Sehingga salat yang dilakukan adalah perpaduan antara jasmani dan rohani dalam mengabdi kepada Sang Khalik. Oleh karena itu, salat tetap ditegakkan dalam situasi dan keadaan apapu. Baik sakit ringan, sedang bahkan beratpun, dalam situasi aman, tidak nyaman, gentingpun bahkan perangpun salat tidak dapat terlewatkan dalam pelaksanaan bagi kita.
Mari kita perhatikan aktivitas salat yang menunjukkan bahwa adanya perpaduan antara jasmani dan rohani dalam menjalankannya sebagai berikut:
- Wudhu. Dilakukan tidak hanya gerakan semata dari jasmani atau anggota tubuh tetapi disertai dengan rohaninya. Yakni membaca bismillah memulai, berniat wudhu, ada doa yang diiringan dari satu perbuatan Wudhu ke perbuatan Wudhu lainnya, dan kemudian diakhiri dengan doa sesudah Wudhu.
- Salat. Dimulai dengan gerakan berdiri betul menghadap kiblat, mengangkat tangan sejajar telinga atau sejajar bahu sebagian jasmani salat dan berniat, bertakbir, membaca doa Iftitah, membaca Alfatihah di samping kehadiran hati, pikiran dan perasaan dalam maknanya merupakan rohaninya salat. Jika ini menjadi perpaduan abadi dalam salat, maka itulah hakikatnya Isra Mi’raj as self refelection pada diri kita masing-masing. Sehingga demikian salat yang dilakukan berdampak positif bagi diri kita. Hal ini sebagaimana Allah subhanahu wata’ala berfirman;
وَاَقِمِ الصَّلٰوةَۗ اِنَّ الصَّلٰوةَ تَنْهٰى عَنِ الْفَحْشَاۤءِ وَالْمُنْكَرِ ۗ
Terjemahnya:
dan tegakkanlah salat. Sesungguhnya salat itu mencegah dari (perbuatan) keji dan mungkar.

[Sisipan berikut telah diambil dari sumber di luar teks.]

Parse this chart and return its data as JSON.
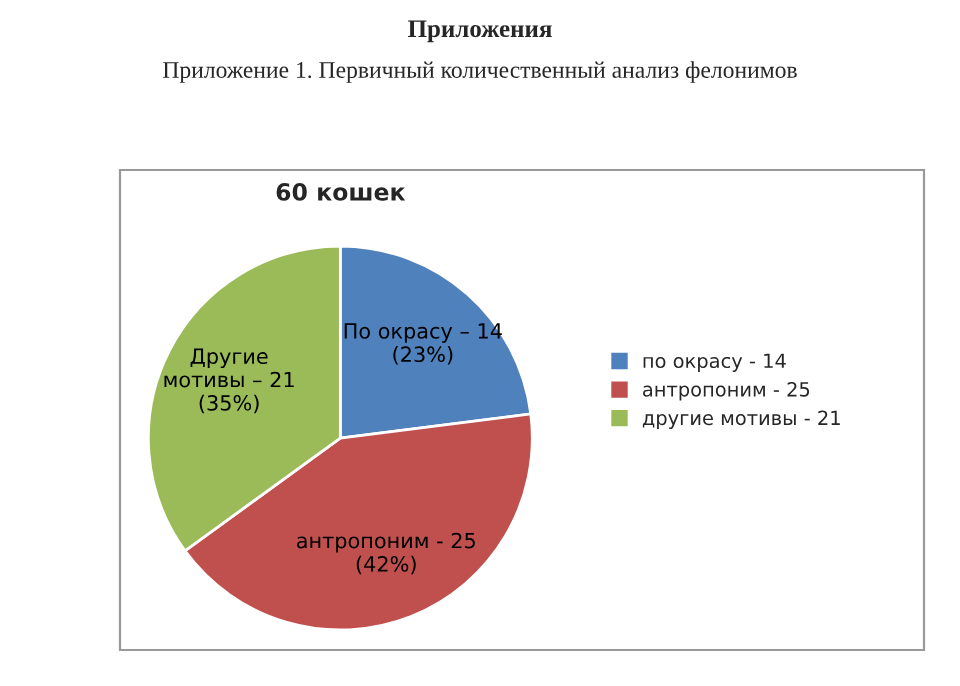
{
  "chart_data": {
    "type": "pie",
    "title": "60 кошек",
    "annotations": [
      "Приложения",
      "Приложение 1. Первичный количественный анализ фелонимов"
    ],
    "categories": [
      "по окрасу - 14",
      "антропоним - 25",
      "другие мотивы - 21"
    ],
    "values": [
      23,
      42,
      35
    ],
    "colors": [
      "#4f81bd",
      "#c0504d",
      "#9bbb59"
    ],
    "value_labels": [
      "По окрасу – 14\n(23%)",
      "антропоним - 25\n(42%)",
      "Другие\nмотивы – 21\n(35%)"
    ],
    "legend": "right"
  }
}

Dengan ayat ini, mendasari kita bahwa dengan salat yang benar adalah as self reflection dalam menumbuhkan rasa cinta dan kasih sayang dalam kehidupan, saling menghargai, saling menjaga keutuhan kebersamaan, saling mengingatkan, saling membantu dan menolongnya dalam kehidupan. Kalau demikian, maka kehidupan ini selalu dibuahi keindahan. (*)
*Taburkan kebaikan kapan dan di mana pun kita berada, walaupun hanya sekejap dalam pikiran, ucapan dan perbuatan kita*
[1] Abduar-Rohmān al-Jaziri, al-Fiqh, ala al-Mażāhib al-Arba‟ah, Juz 1, (Beirut: Dar alKutubal Ilmiyah, 1990). hlm. 175
[2]H. Sulaiman Rasjid, Fiqh Islam,(Sinar Baru Algensindo), hal. 53
[3]Syekh Muhammad bin Qasim al-Gharabili, Kitab Fathul Qarib (Surabaya:Harisma, 2005) hal.11.